Dealogic has just released its league table for Asia (ex-Japan) investment banking revenue for the whole of 2019, and we’ve published it below. It shows that Goldman Sachs and Credit Suisse are no longer ranked among the top-three banks (as they were in 2018), and that the upper echelons of the table are taken by Chinese firms: CITIC Securities, CICC, and China Securities (in that order).
While CITIC is the chart topper (with a 5.8% market share and $578m in revenues), third-placed China Securities has racked up the most impressive year-on-year rise – it’s up four places. Among Western banks, Credit Suisse, Morgan Stanley, JP Morgan and Citi are all within one spot of their 2018 rankings. Goldman Sachs, by contrast, fell from first to seventh over the course of 12 months. Guotai Junan Securities and Haitong Securities are the new entrants to this elite group of IB revenue generators.
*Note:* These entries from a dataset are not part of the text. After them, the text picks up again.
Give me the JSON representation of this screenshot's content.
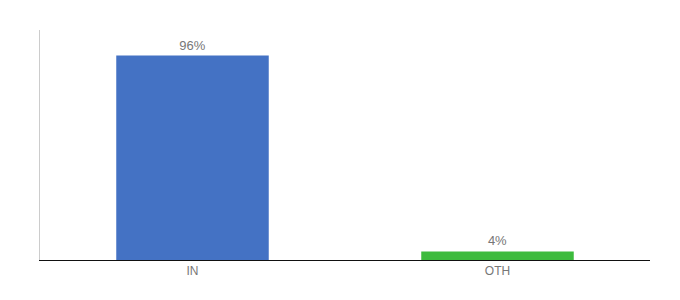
{
  "chart_data": {
    "type": "bar",
    "categories": [
      "IN",
      "OTH"
    ],
    "values": [
      96,
      4
    ],
    "value_labels": [
      "96%",
      "4%"
    ],
    "colors": [
      "#4472c4",
      "#3dbb3d"
    ],
    "ylim": [
      0,
      108
    ],
    "data_labels": true,
    "tick_labels": "x",
    "grid": false
  }
}
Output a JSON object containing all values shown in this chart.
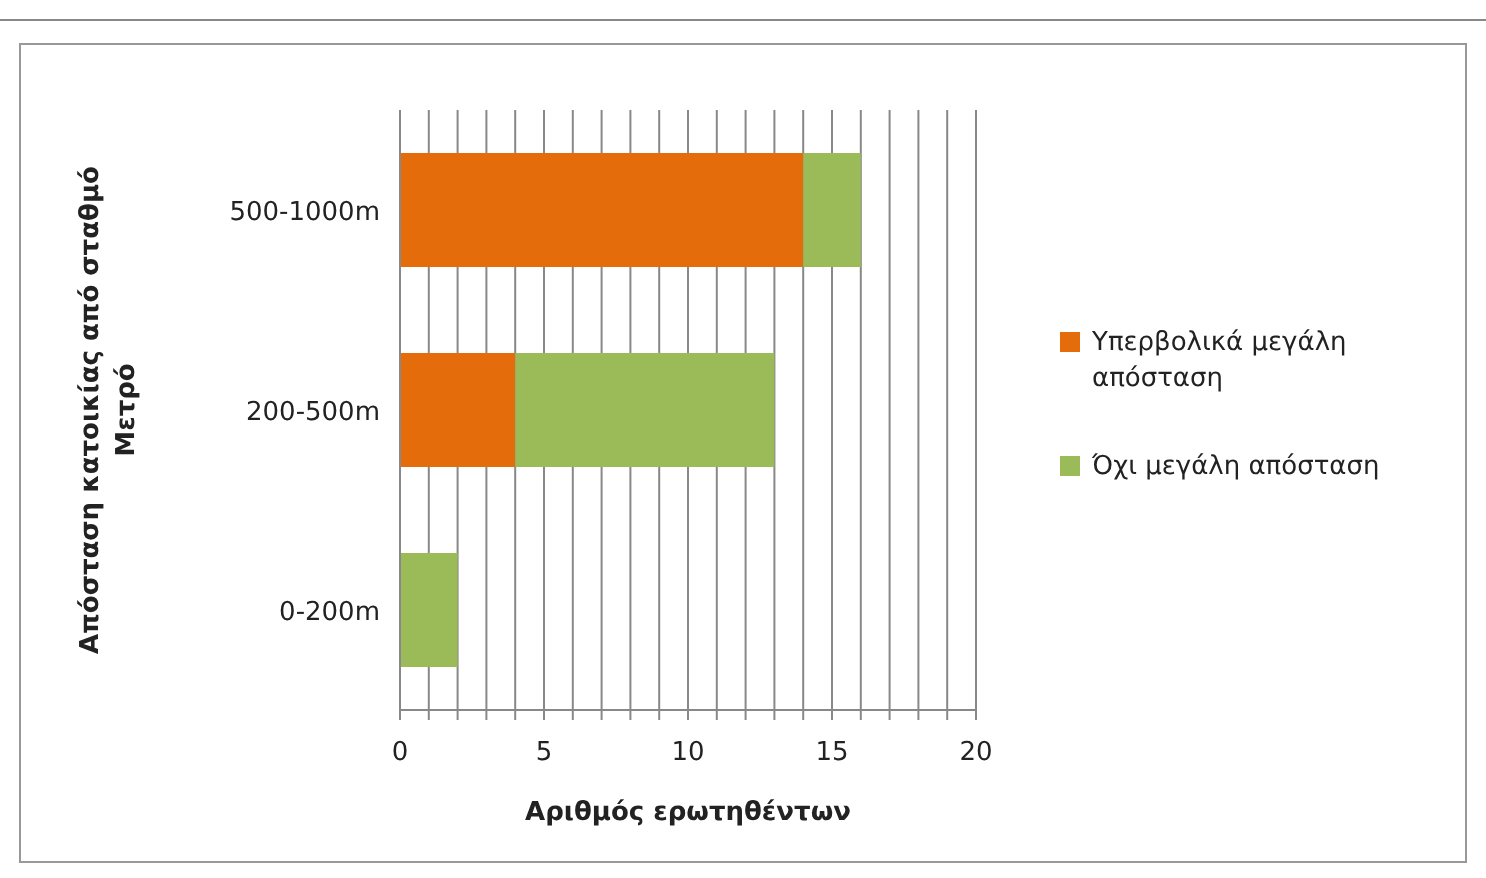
{
  "chart_data": {
    "type": "bar",
    "orientation": "horizontal",
    "stacked": true,
    "xlabel": "Αριθμός ερωτηθέντων",
    "ylabel": "Απόσταση κατοικίας από σταθμό Μετρό",
    "categories": [
      "500-1000m",
      "200-500m",
      "0-200m"
    ],
    "series": [
      {
        "name": "Υπερβολικά μεγάλη απόσταση",
        "color": "#e46c0a",
        "values": [
          14,
          4,
          0
        ]
      },
      {
        "name": "Όχι μεγάλη απόσταση",
        "color": "#9bbb59",
        "values": [
          2,
          9,
          2
        ]
      }
    ],
    "xlim": [
      0,
      20
    ],
    "xticks": [
      0,
      {
        "value": 1,
        "label": null
      },
      {
        "value": 2,
        "label": null
      },
      {
        "value": 3,
        "label": null
      },
      {
        "value": 4,
        "label": null
      },
      5,
      {
        "value": 6,
        "label": null
      },
      {
        "value": 7,
        "label": null
      },
      {
        "value": 8,
        "label": null
      },
      {
        "value": 9,
        "label": null
      },
      10,
      {
        "value": 11,
        "label": null
      },
      {
        "value": 12,
        "label": null
      },
      {
        "value": 13,
        "label": null
      },
      {
        "value": 14,
        "label": null
      },
      15,
      {
        "value": 16,
        "label": null
      },
      {
        "value": 17,
        "label": null
      },
      {
        "value": 18,
        "label": null
      },
      {
        "value": 19,
        "label": null
      },
      20
    ],
    "grid": "x",
    "legend": "right"
  }
}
These results don’t necessarily mean you should rush out and apply to Chinese banks, whose working cultures and bonus arrangements differ significantly from those of US and European firms. But they do suggest that mainland banks may offer more secure jobs thanks to their deal-making clout.
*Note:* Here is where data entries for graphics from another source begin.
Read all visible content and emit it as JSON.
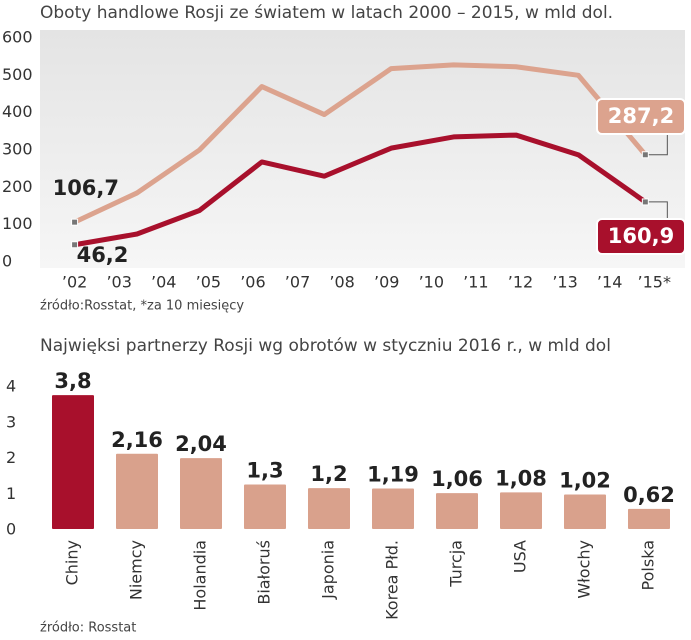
{
  "chart_data": [
    {
      "type": "line",
      "title": "Oboty handlowe Rosji ze światem w latach 2000 – 2015, w mld dol.",
      "x": [
        2002,
        2003.4,
        2004.8,
        2006.2,
        2007.6,
        2009.1,
        2010.5,
        2011.9,
        2013.3,
        2014.8
      ],
      "xlim": [
        2001,
        2015.6
      ],
      "xticks": [
        {
          "value": 2002,
          "label": "’02"
        },
        {
          "value": 2003,
          "label": "’03"
        },
        {
          "value": 2004,
          "label": "’04"
        },
        {
          "value": 2005,
          "label": "’05"
        },
        {
          "value": 2006,
          "label": "’06"
        },
        {
          "value": 2007,
          "label": "’07"
        },
        {
          "value": 2008,
          "label": "’08"
        },
        {
          "value": 2009,
          "label": "’09"
        },
        {
          "value": 2010,
          "label": "’10"
        },
        {
          "value": 2011,
          "label": "’11"
        },
        {
          "value": 2012,
          "label": "’12"
        },
        {
          "value": 2013,
          "label": "’13"
        },
        {
          "value": 2014,
          "label": "’14"
        },
        {
          "value": 2015,
          "label": "’15*"
        }
      ],
      "ylim": [
        0,
        600
      ],
      "yticks": [
        0,
        100,
        200,
        300,
        400,
        500,
        600
      ],
      "series": [
        {
          "color": "#dca38e",
          "values": [
            106.7,
            185,
            300,
            470,
            395,
            518,
            528,
            523,
            500,
            287.2
          ],
          "value_labels": [
            "106,7",
            null,
            null,
            null,
            null,
            null,
            null,
            null,
            null,
            "287,2"
          ]
        },
        {
          "color": "#a8102c",
          "values": [
            46.2,
            75,
            138,
            268,
            230,
            305,
            335,
            340,
            287,
            160.9
          ],
          "value_labels": [
            "46,2",
            null,
            null,
            null,
            null,
            null,
            null,
            null,
            null,
            "160,9"
          ]
        }
      ],
      "source": "źródło:Rosstat, *za 10 miesięcy"
    },
    {
      "type": "bar",
      "title": "Najwięksi partnerzy Rosji wg obrotów w styczniu 2016 r., w mld dol",
      "categories": [
        "Chiny",
        "Niemcy",
        "Holandia",
        "Białoruś",
        "Japonia",
        "Korea Płd.",
        "Turcja",
        "USA",
        "Włochy",
        "Polska"
      ],
      "values": [
        3.8,
        2.16,
        2.04,
        1.3,
        1.2,
        1.19,
        1.06,
        1.08,
        1.02,
        0.62
      ],
      "value_labels": [
        "3,8",
        "2,16",
        "2,04",
        "1,3",
        "1,2",
        "1,19",
        "1,06",
        "1,08",
        "1,02",
        "0,62"
      ],
      "colors": [
        "#a8102c",
        "#d9a18c",
        "#d9a18c",
        "#d9a18c",
        "#d9a18c",
        "#d9a18c",
        "#d9a18c",
        "#d9a18c",
        "#d9a18c",
        "#d9a18c"
      ],
      "ylim": [
        0,
        4
      ],
      "yticks": [
        0,
        1,
        2,
        3,
        4
      ],
      "source": "źródło: Rosstat"
    }
  ]
}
CITIC also leads the pack in Dealogic’s separate Asia debt capital markets (DCM) ranking (a subset of the overall IB one below). The Asia ex-Japan DCM market is now the domain of Chinese banks. China Securities and Haitong Securities finish second and third, respectively, for DCM, while the best-placed global bank is HSBC in seventh. China is dominating the DCM market across Asia because its debt issuance has soared, and Chinese banks have cashed-in as a result, although they have also undercut the underwriting fees of Western banks.
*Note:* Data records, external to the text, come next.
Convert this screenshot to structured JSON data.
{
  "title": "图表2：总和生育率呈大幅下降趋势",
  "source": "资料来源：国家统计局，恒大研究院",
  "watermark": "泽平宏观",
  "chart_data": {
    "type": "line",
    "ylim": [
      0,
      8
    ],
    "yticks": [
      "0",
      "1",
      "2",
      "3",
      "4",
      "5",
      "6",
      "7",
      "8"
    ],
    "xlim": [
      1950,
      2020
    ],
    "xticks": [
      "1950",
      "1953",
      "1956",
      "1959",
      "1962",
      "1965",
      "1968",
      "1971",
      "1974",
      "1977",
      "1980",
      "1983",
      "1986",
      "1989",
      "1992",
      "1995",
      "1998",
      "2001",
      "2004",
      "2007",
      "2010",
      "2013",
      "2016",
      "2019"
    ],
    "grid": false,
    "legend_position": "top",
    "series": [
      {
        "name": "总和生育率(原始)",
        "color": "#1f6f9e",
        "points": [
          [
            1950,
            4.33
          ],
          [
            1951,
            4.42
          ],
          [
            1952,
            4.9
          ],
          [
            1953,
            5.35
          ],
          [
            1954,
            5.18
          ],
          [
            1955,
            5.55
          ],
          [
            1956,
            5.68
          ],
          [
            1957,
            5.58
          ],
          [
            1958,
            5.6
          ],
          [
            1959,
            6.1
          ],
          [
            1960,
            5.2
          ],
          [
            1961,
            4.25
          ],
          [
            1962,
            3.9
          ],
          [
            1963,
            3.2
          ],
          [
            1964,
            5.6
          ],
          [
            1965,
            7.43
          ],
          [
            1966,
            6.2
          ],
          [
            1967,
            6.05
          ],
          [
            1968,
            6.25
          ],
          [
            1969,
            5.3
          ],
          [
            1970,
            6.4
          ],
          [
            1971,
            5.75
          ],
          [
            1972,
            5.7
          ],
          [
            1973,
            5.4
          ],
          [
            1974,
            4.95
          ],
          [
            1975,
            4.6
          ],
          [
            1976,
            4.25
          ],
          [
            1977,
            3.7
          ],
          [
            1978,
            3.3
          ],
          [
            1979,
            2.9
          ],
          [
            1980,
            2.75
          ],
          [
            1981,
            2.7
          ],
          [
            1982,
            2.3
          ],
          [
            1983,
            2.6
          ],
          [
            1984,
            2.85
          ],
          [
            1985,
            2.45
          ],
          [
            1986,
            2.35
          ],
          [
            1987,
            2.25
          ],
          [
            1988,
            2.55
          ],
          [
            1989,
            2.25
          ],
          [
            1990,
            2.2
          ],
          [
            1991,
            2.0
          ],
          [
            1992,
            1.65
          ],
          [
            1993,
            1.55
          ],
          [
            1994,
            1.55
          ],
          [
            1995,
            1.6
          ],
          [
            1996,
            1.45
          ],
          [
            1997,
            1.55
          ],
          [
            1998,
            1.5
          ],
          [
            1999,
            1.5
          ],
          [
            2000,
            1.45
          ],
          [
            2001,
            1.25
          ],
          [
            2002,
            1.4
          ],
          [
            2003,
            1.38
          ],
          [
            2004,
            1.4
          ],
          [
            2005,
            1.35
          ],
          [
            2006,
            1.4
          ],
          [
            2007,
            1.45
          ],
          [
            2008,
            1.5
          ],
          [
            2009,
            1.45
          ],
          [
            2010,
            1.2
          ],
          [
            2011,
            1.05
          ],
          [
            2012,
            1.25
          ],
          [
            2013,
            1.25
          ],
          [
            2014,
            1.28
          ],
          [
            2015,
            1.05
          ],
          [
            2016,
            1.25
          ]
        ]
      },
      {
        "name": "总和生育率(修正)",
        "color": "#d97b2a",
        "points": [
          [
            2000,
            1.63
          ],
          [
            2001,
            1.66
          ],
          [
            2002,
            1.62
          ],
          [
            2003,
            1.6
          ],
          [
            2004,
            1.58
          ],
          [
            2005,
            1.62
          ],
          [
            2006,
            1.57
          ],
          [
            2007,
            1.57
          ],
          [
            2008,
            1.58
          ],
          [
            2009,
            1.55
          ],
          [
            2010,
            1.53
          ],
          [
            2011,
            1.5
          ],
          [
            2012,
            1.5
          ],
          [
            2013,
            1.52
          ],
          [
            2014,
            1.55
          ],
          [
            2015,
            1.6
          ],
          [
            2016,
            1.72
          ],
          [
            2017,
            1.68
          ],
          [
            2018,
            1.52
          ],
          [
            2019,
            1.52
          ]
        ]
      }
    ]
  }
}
Perhaps even more ominously for international banks, Chinese firms have recently risen up the ranks in equity capital markets (ECM) in Asia ex-Japan. CITIC is the number-one bank in the region for ECM – and it’s up five places year-on-year, thanks to its 7.6% market share. CICC was fifth in 2018, but is second in Dealogic’s new ECM league table. These two mainland banks have displaced the ECM top-two from 2018: Goldman Sachs and Morgan Stanley (which are now in fourth and third positions, respectively). China Securities comes fifth for 2019 Asia (ex-Japan) ECM revenue, up three places.
If you work in Asia (ex-Japan) M&A, however, chances are that you’ll still want to be based at a global firm. Of the Chinese institutions, CICC and CITIC make the top-10 banks – in sixth and tenth positions, respectively. Chinese banks are losing out on cross-border M&A deals to international banks, which have better global networks and industry expertise.
Morgan Stanley, Goldman Sachs and Bank of America (in that order) are the top-three M&A banks in Asia for 2019. BoA is up from a relatively lowly eight place in 2018.